Mais uma vez, muito obrigado.
Creia-me
m.to af. te in X. to
Fr. Gabriel de Sousa, O.S.B.».
***
Em rodapé e como memória, ficam algumas considerações sobre as ligações familiares referidas supra, que Sua Paternidade D. Gabriel de Sousa sublinhou com beleza e carinho numa conferência na Casa do Gaiato de Paço de Sousa, em 20 de Dezembro de 1981 [Gabriel de Sousa, OSB — «Padre Américo: O Homem e o Padre — O Santo e a Obra», in Penafiel — Boletim de Cultura da Câmara Municipal, 2.ª série, n.º 3, 1982, p. 35-42.].
De facto, Padre Américo era da sua família e um parente muito querido — 2.º primo. O parentesco provém dos antigos senhores da Casa e Quinta de Vales de Cadeade, em Paço de Sousa. Esta bela terra teve paço senhorial junto ao ribeiro de Gamuz e ao célebre Mosteiro, cujos monges também foram expulsos em 1834, por decreto — classificado como «o mais violento traumatismo espiritual da história portuguesa» [Hipólito Raposo — Folhas do meu cadastro, Lisboa, 1945, XVII.].
Na árvore genealógica de Américo Monteiro de Aguiar — cujas fontes principais são os livros de registos paroquiais, no Arquivo Distrital do Porto — encontra-se também esta cepa de Paço de Sousa, conforme escreveu D. Gabriel de Sousa: «E se dela um ramo esbracejou para além-rio, e deu os "doutores do Outeiro", outro ficou deste lado e… também deu doutores; que eu já tive ocasião de proclamar Padre Américo "doutor amoris causa pelo muito que ensinou ex-cáthedra da sua vida.» [idem, p. 36; vd. Monachus — «Doutor 'amoris causa'», in Mensageiro de S. Bento, Ano XVII, n.º 4, Abril 1948, p. 73-75.].
Teresa Ferreira Rodrigues, a mãe de Américo Monteiro de Aguiar, era filha de Lourença Rodrigues Moreira da Silva [†20-I-1885], da Casa de Vales de Cadeade, casada com António Joaquim Ferreira [†5-III-1892], da Casa de Antelagar — Paço de Sousa. Lourença Rodrigues, sua avó materna, era filha de João Rodrigues Moreira, da dita Quinta de Vales de Cadeade. João Rodrigues Moreira, senhor da Quinta de Vales, foi casado com Teresa Maria Lopes Pereira, senhora da Quinta de Cimo de Vila, em Esmegilde — Paço de Sousa.
Lourença Rodrigues Moreira era irmã de António Rodrigues Moreira [da Silva] — formado em Direito [28-V-1840] pela Universidade de Coimbra e que foi Presidente da Câmara Municipal de Paredes [1858-64] — senhor da Quinta de Vales, em Cadeade — Paço de Sousa, onde nasceu a 18-XI-1814, mas viveu casado com Margarida Máxima de Meireles Vidal Pinto Brandão, na Casa do Outeiro d'Além, em Mouriz — Paredes, onde faleceu a 9-XI-1878.

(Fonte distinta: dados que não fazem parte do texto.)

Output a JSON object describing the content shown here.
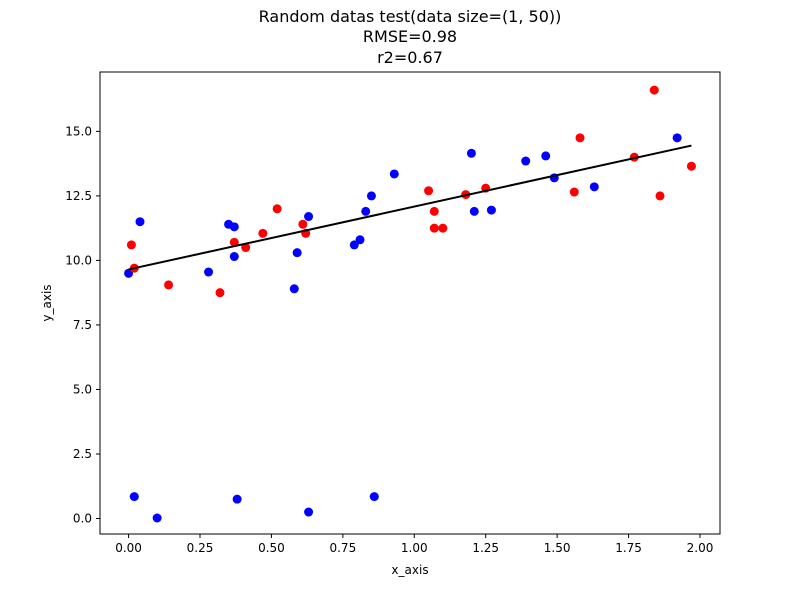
{
  "chart_data": {
    "type": "scatter",
    "title_lines": [
      "Random datas test(data size=(1, 50))",
      "RMSE=0.98",
      "r2=0.67"
    ],
    "xlabel": "x_axis",
    "ylabel": "y_axis",
    "xlim": [
      -0.1,
      2.07
    ],
    "ylim": [
      -0.6,
      17.3
    ],
    "xticks": [
      0.0,
      0.25,
      0.5,
      0.75,
      1.0,
      1.25,
      1.5,
      1.75,
      2.0
    ],
    "xtick_labels": [
      "0.00",
      "0.25",
      "0.50",
      "0.75",
      "1.00",
      "1.25",
      "1.50",
      "1.75",
      "2.00"
    ],
    "yticks": [
      0.0,
      2.5,
      5.0,
      7.5,
      10.0,
      12.5,
      15.0
    ],
    "ytick_labels": [
      "0.0",
      "2.5",
      "5.0",
      "7.5",
      "10.0",
      "12.5",
      "15.0"
    ],
    "grid": false,
    "series": [
      {
        "color": "#0000ff",
        "points": [
          [
            0.0,
            9.5
          ],
          [
            0.04,
            11.5
          ],
          [
            0.02,
            0.85
          ],
          [
            0.1,
            0.02
          ],
          [
            0.28,
            9.55
          ],
          [
            0.35,
            11.4
          ],
          [
            0.37,
            11.3
          ],
          [
            0.37,
            10.15
          ],
          [
            0.38,
            0.75
          ],
          [
            0.58,
            8.9
          ],
          [
            0.59,
            10.3
          ],
          [
            0.63,
            11.7
          ],
          [
            0.63,
            0.25
          ],
          [
            0.79,
            10.6
          ],
          [
            0.81,
            10.8
          ],
          [
            0.83,
            11.9
          ],
          [
            0.85,
            12.5
          ],
          [
            0.86,
            0.85
          ],
          [
            0.93,
            13.35
          ],
          [
            1.2,
            14.15
          ],
          [
            1.21,
            11.9
          ],
          [
            1.27,
            11.95
          ],
          [
            1.39,
            13.85
          ],
          [
            1.46,
            14.05
          ],
          [
            1.49,
            13.2
          ],
          [
            1.63,
            12.85
          ],
          [
            1.92,
            14.75
          ]
        ]
      },
      {
        "color": "#ff0000",
        "points": [
          [
            0.01,
            10.6
          ],
          [
            0.02,
            9.7
          ],
          [
            0.14,
            9.05
          ],
          [
            0.32,
            8.75
          ],
          [
            0.37,
            10.7
          ],
          [
            0.41,
            10.5
          ],
          [
            0.47,
            11.05
          ],
          [
            0.52,
            12.0
          ],
          [
            0.61,
            11.4
          ],
          [
            0.62,
            11.05
          ],
          [
            1.05,
            12.7
          ],
          [
            1.07,
            11.9
          ],
          [
            1.07,
            11.25
          ],
          [
            1.1,
            11.25
          ],
          [
            1.18,
            12.55
          ],
          [
            1.25,
            12.8
          ],
          [
            1.56,
            12.65
          ],
          [
            1.58,
            14.75
          ],
          [
            1.77,
            14.0
          ],
          [
            1.84,
            16.6
          ],
          [
            1.86,
            12.5
          ],
          [
            1.97,
            13.65
          ]
        ]
      }
    ],
    "fit_line": {
      "color": "#000000",
      "points": [
        [
          0.0,
          9.65
        ],
        [
          1.97,
          14.45
        ]
      ]
    }
  }
}
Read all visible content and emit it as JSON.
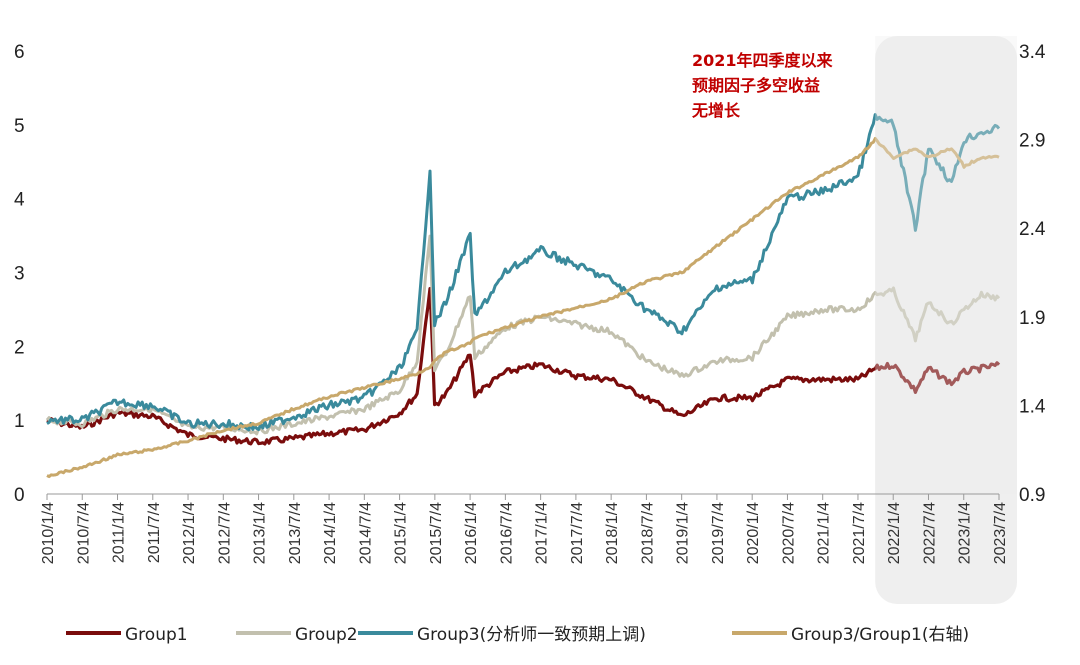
{
  "chart_data": {
    "type": "line",
    "title": "",
    "xlabel": "",
    "ylabel": "",
    "y_left": {
      "ylim": [
        0,
        6
      ],
      "ticks": [
        "0",
        "1",
        "2",
        "3",
        "4",
        "5",
        "6"
      ]
    },
    "y_right": {
      "ylim": [
        0.9,
        3.4
      ],
      "ticks": [
        "0.9",
        "1.4",
        "1.9",
        "2.4",
        "2.9",
        "3.4"
      ]
    },
    "x_tick_labels": [
      "2010/1/4",
      "2010/7/4",
      "2011/1/4",
      "2011/7/4",
      "2012/1/4",
      "2012/7/4",
      "2013/1/4",
      "2013/7/4",
      "2014/1/4",
      "2014/7/4",
      "2015/1/4",
      "2015/7/4",
      "2016/1/4",
      "2016/7/4",
      "2017/1/4",
      "2017/7/4",
      "2018/1/4",
      "2018/7/4",
      "2019/1/4",
      "2019/7/4",
      "2020/1/4",
      "2020/7/4",
      "2021/1/4",
      "2021/7/4",
      "2022/1/4",
      "2022/7/4",
      "2023/1/4",
      "2023/7/4"
    ],
    "x_start": "2010/1/4",
    "x_end": "2023/7/4",
    "highlight_region": {
      "from": "2021/10/1",
      "to": "2023/7/4",
      "color": "#efefef"
    },
    "annotation": [
      "2021年四季度以来",
      "预期因子多空收益",
      "无增长"
    ],
    "grid": false,
    "legend_position": "bottom",
    "series": [
      {
        "name": "Group1",
        "axis": "left",
        "color": "#7a0c0c",
        "x": [
          "2010/1/4",
          "2010/7/4",
          "2011/1/4",
          "2011/7/4",
          "2012/1/4",
          "2012/7/4",
          "2013/1/4",
          "2013/7/4",
          "2014/1/4",
          "2014/7/4",
          "2015/1/4",
          "2015/4/4",
          "2015/6/10",
          "2015/7/4",
          "2015/9/1",
          "2016/1/4",
          "2016/1/28",
          "2016/7/4",
          "2017/1/4",
          "2017/7/4",
          "2018/1/4",
          "2018/7/4",
          "2019/1/4",
          "2019/7/4",
          "2020/1/4",
          "2020/7/4",
          "2021/1/4",
          "2021/7/4",
          "2021/10/1",
          "2022/1/4",
          "2022/4/27",
          "2022/7/4",
          "2022/10/31",
          "2023/1/4",
          "2023/4/4",
          "2023/7/4"
        ],
        "values": [
          1.0,
          0.9,
          1.1,
          1.05,
          0.8,
          0.75,
          0.7,
          0.75,
          0.82,
          0.87,
          1.1,
          1.35,
          2.8,
          1.2,
          1.35,
          1.9,
          1.35,
          1.65,
          1.75,
          1.6,
          1.55,
          1.3,
          1.05,
          1.3,
          1.3,
          1.55,
          1.55,
          1.55,
          1.7,
          1.75,
          1.4,
          1.7,
          1.5,
          1.65,
          1.7,
          1.75
        ]
      },
      {
        "name": "Group2",
        "axis": "left",
        "color": "#c2c0ae",
        "x": [
          "2010/1/4",
          "2010/7/4",
          "2011/1/4",
          "2011/7/4",
          "2012/1/4",
          "2012/7/4",
          "2013/1/4",
          "2013/7/4",
          "2014/1/4",
          "2014/7/4",
          "2015/1/4",
          "2015/4/4",
          "2015/6/10",
          "2015/7/4",
          "2015/9/1",
          "2016/1/4",
          "2016/1/28",
          "2016/7/4",
          "2017/1/4",
          "2017/7/4",
          "2018/1/4",
          "2018/7/4",
          "2019/1/4",
          "2019/7/4",
          "2020/1/4",
          "2020/7/4",
          "2021/1/4",
          "2021/7/4",
          "2021/10/1",
          "2022/1/4",
          "2022/4/27",
          "2022/7/4",
          "2022/10/31",
          "2023/1/4",
          "2023/4/4",
          "2023/7/4"
        ],
        "values": [
          1.0,
          0.95,
          1.15,
          1.15,
          0.9,
          0.9,
          0.85,
          0.95,
          1.05,
          1.15,
          1.4,
          1.8,
          3.5,
          1.7,
          1.9,
          2.7,
          1.85,
          2.25,
          2.4,
          2.3,
          2.2,
          1.8,
          1.6,
          1.8,
          1.85,
          2.4,
          2.5,
          2.5,
          2.7,
          2.75,
          2.1,
          2.6,
          2.3,
          2.5,
          2.7,
          2.65
        ]
      },
      {
        "name": "Group3(分析师一致预期上调)",
        "axis": "left",
        "color": "#3a8a9c",
        "x": [
          "2010/1/4",
          "2010/7/4",
          "2011/1/4",
          "2011/7/4",
          "2012/1/4",
          "2012/7/4",
          "2013/1/4",
          "2013/7/4",
          "2014/1/4",
          "2014/7/4",
          "2015/1/4",
          "2015/4/4",
          "2015/6/10",
          "2015/7/4",
          "2015/9/1",
          "2016/1/4",
          "2016/1/28",
          "2016/7/4",
          "2017/1/4",
          "2017/7/4",
          "2018/1/4",
          "2018/7/4",
          "2019/1/4",
          "2019/7/4",
          "2020/1/4",
          "2020/7/4",
          "2021/1/4",
          "2021/7/4",
          "2021/10/1",
          "2022/1/4",
          "2022/4/27",
          "2022/7/4",
          "2022/10/31",
          "2023/1/4",
          "2023/4/4",
          "2023/7/4"
        ],
        "values": [
          1.0,
          1.0,
          1.25,
          1.2,
          0.95,
          0.95,
          0.9,
          1.05,
          1.2,
          1.3,
          1.7,
          2.2,
          4.4,
          2.3,
          2.6,
          3.5,
          2.4,
          3.0,
          3.3,
          3.1,
          2.9,
          2.5,
          2.2,
          2.8,
          2.9,
          4.0,
          4.1,
          4.3,
          5.1,
          5.0,
          3.6,
          4.7,
          4.2,
          4.8,
          4.9,
          4.95
        ]
      },
      {
        "name": "Group3/Group1(右轴)",
        "axis": "right",
        "color": "#c8a86b",
        "x": [
          "2010/1/4",
          "2010/7/4",
          "2011/1/4",
          "2011/7/4",
          "2012/1/4",
          "2012/7/4",
          "2013/1/4",
          "2013/7/4",
          "2014/1/4",
          "2014/7/4",
          "2015/1/4",
          "2015/4/4",
          "2015/6/10",
          "2015/7/4",
          "2015/9/1",
          "2016/1/4",
          "2016/1/28",
          "2016/7/4",
          "2017/1/4",
          "2017/7/4",
          "2018/1/4",
          "2018/7/4",
          "2019/1/4",
          "2019/7/4",
          "2020/1/4",
          "2020/7/4",
          "2021/1/4",
          "2021/7/4",
          "2021/10/1",
          "2022/1/4",
          "2022/4/27",
          "2022/7/4",
          "2022/10/31",
          "2023/1/4",
          "2023/4/4",
          "2023/7/4"
        ],
        "values": [
          1.0,
          1.05,
          1.12,
          1.15,
          1.2,
          1.26,
          1.3,
          1.38,
          1.45,
          1.5,
          1.55,
          1.58,
          1.62,
          1.65,
          1.7,
          1.75,
          1.78,
          1.84,
          1.9,
          1.95,
          2.0,
          2.1,
          2.15,
          2.3,
          2.45,
          2.6,
          2.7,
          2.8,
          2.9,
          2.8,
          2.85,
          2.8,
          2.85,
          2.75,
          2.8,
          2.8
        ]
      }
    ]
  }
}
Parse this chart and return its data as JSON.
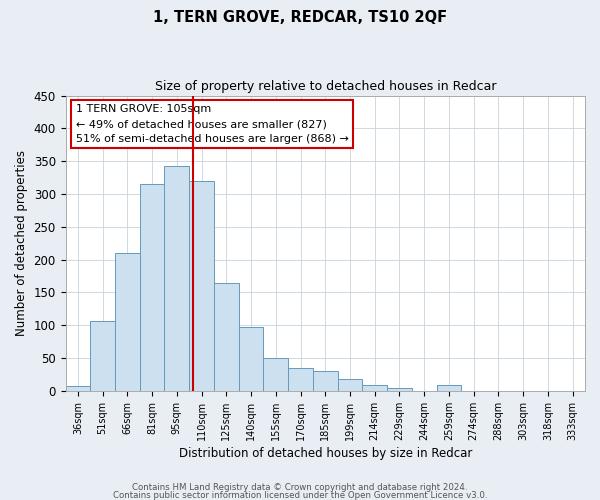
{
  "title": "1, TERN GROVE, REDCAR, TS10 2QF",
  "subtitle": "Size of property relative to detached houses in Redcar",
  "xlabel": "Distribution of detached houses by size in Redcar",
  "ylabel": "Number of detached properties",
  "bar_color": "#cce0f0",
  "bar_edge_color": "#6699bb",
  "categories": [
    "36sqm",
    "51sqm",
    "66sqm",
    "81sqm",
    "95sqm",
    "110sqm",
    "125sqm",
    "140sqm",
    "155sqm",
    "170sqm",
    "185sqm",
    "199sqm",
    "214sqm",
    "229sqm",
    "244sqm",
    "259sqm",
    "274sqm",
    "288sqm",
    "303sqm",
    "318sqm",
    "333sqm"
  ],
  "values": [
    7,
    107,
    210,
    316,
    343,
    320,
    165,
    98,
    50,
    35,
    30,
    18,
    9,
    5,
    0,
    9,
    0,
    0,
    0,
    0,
    0
  ],
  "vline_x": 4.67,
  "vline_color": "#cc0000",
  "annotation_text": "1 TERN GROVE: 105sqm\n← 49% of detached houses are smaller (827)\n51% of semi-detached houses are larger (868) →",
  "ylim": [
    0,
    450
  ],
  "yticks": [
    0,
    50,
    100,
    150,
    200,
    250,
    300,
    350,
    400,
    450
  ],
  "footer_line1": "Contains HM Land Registry data © Crown copyright and database right 2024.",
  "footer_line2": "Contains public sector information licensed under the Open Government Licence v3.0.",
  "bg_color": "#e8eef4",
  "plot_bg_color": "#ffffff",
  "grid_color": "#c8d4dc"
}
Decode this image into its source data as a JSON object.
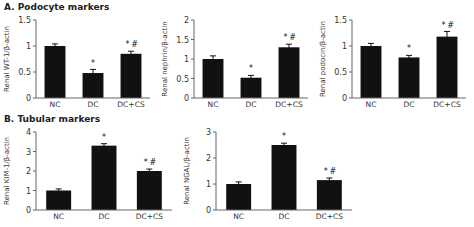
{
  "chart_data": [
    {
      "type": "bar",
      "title": "A. Podocyte markers",
      "ylabel": "Renal WT-1/β-actin",
      "categories": [
        "NC",
        "DC",
        "DC+CS"
      ],
      "values": [
        1.0,
        0.48,
        0.85
      ],
      "errors": [
        0.04,
        0.07,
        0.05
      ],
      "annotations": [
        null,
        "*",
        "*#"
      ],
      "color": "#111111",
      "ylim": [
        0,
        1.5
      ],
      "yticks": [
        0,
        0.5,
        1,
        1.5
      ]
    },
    {
      "type": "bar",
      "ylabel": "Renal nephrin/β-actin",
      "categories": [
        "NC",
        "DC",
        "DC+CS"
      ],
      "values": [
        1.0,
        0.52,
        1.3
      ],
      "errors": [
        0.08,
        0.06,
        0.08
      ],
      "annotations": [
        null,
        "*",
        "*#"
      ],
      "color": "#111111",
      "ylim": [
        0,
        2.0
      ],
      "yticks": [
        0,
        0.5,
        1,
        1.5,
        2
      ]
    },
    {
      "type": "bar",
      "ylabel": "Renal podocin/β-actin",
      "categories": [
        "NC",
        "DC",
        "DC+CS"
      ],
      "values": [
        1.0,
        0.78,
        1.18
      ],
      "errors": [
        0.05,
        0.04,
        0.1
      ],
      "annotations": [
        null,
        "*",
        "*#"
      ],
      "color": "#111111",
      "ylim": [
        0,
        1.5
      ],
      "yticks": [
        0,
        0.5,
        1,
        1.5
      ]
    },
    {
      "type": "bar",
      "title": "B. Tubular markers",
      "ylabel": "Renal KIM-1/β-actin",
      "categories": [
        "NC",
        "DC",
        "DC+CS"
      ],
      "values": [
        1.0,
        3.3,
        2.0
      ],
      "errors": [
        0.08,
        0.1,
        0.1
      ],
      "annotations": [
        null,
        "*",
        "*#"
      ],
      "color": "#111111",
      "ylim": [
        0,
        4
      ],
      "yticks": [
        0,
        1,
        2,
        3,
        4
      ]
    },
    {
      "type": "bar",
      "ylabel": "Renal NGAL/β-actin",
      "categories": [
        "NC",
        "DC",
        "DC+CS"
      ],
      "values": [
        1.0,
        2.5,
        1.15
      ],
      "errors": [
        0.08,
        0.07,
        0.08
      ],
      "annotations": [
        null,
        "*",
        "*#"
      ],
      "color": "#111111",
      "ylim": [
        0,
        3
      ],
      "yticks": [
        0,
        1,
        2,
        3
      ]
    }
  ]
}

José Rodrigues Moreira era filho de António Rodrigues Moreira [José do Barreiro — Monografia de Paredes: Correcções e acrescentos, Porto: Barros & Costa, 1924, p. 648-650], formado em Medicina pela Escola Médico-Cirúrgica do Porto [1887] e que foi Delegado de Saúde de Paredes. José R. Moreira viveu com o Padre Bernardo [1855 †1922], seu irmão, na Casa do Outeiro, em Mouriz, onde nasceu a 22-I-1857 e faleceu solteiro a 15-VII-1918, vítima da gripe espanhola. José Rodrigues Moreirasucedeu a seu pai António R. Moreira como senhor da Quinta de Vales, em Cadeade — Paço de Sousa. José Rodrigues Moreira teve um filho natural — Joaquim de Sousa [Da história da Casa e Quinta de Vales, Paço de Sousa, 1983, dact.], reconhecido erudito e ilustre beneditino português — D. Gabriel de Sousa. O Padre Bernardo — formado em Teologia pela Universidade de Coimbra [27-VI-1879], Pároco de Mouriz [1882-1894] e Castelões de Cepeda [1895-1897] — foi também senhor da Quinta de Vales de Cadeade, por compra que fez ao irmão José R. Moreira, e deixou-a [a 12-II-1917] a seu irmão Francisco Manuel.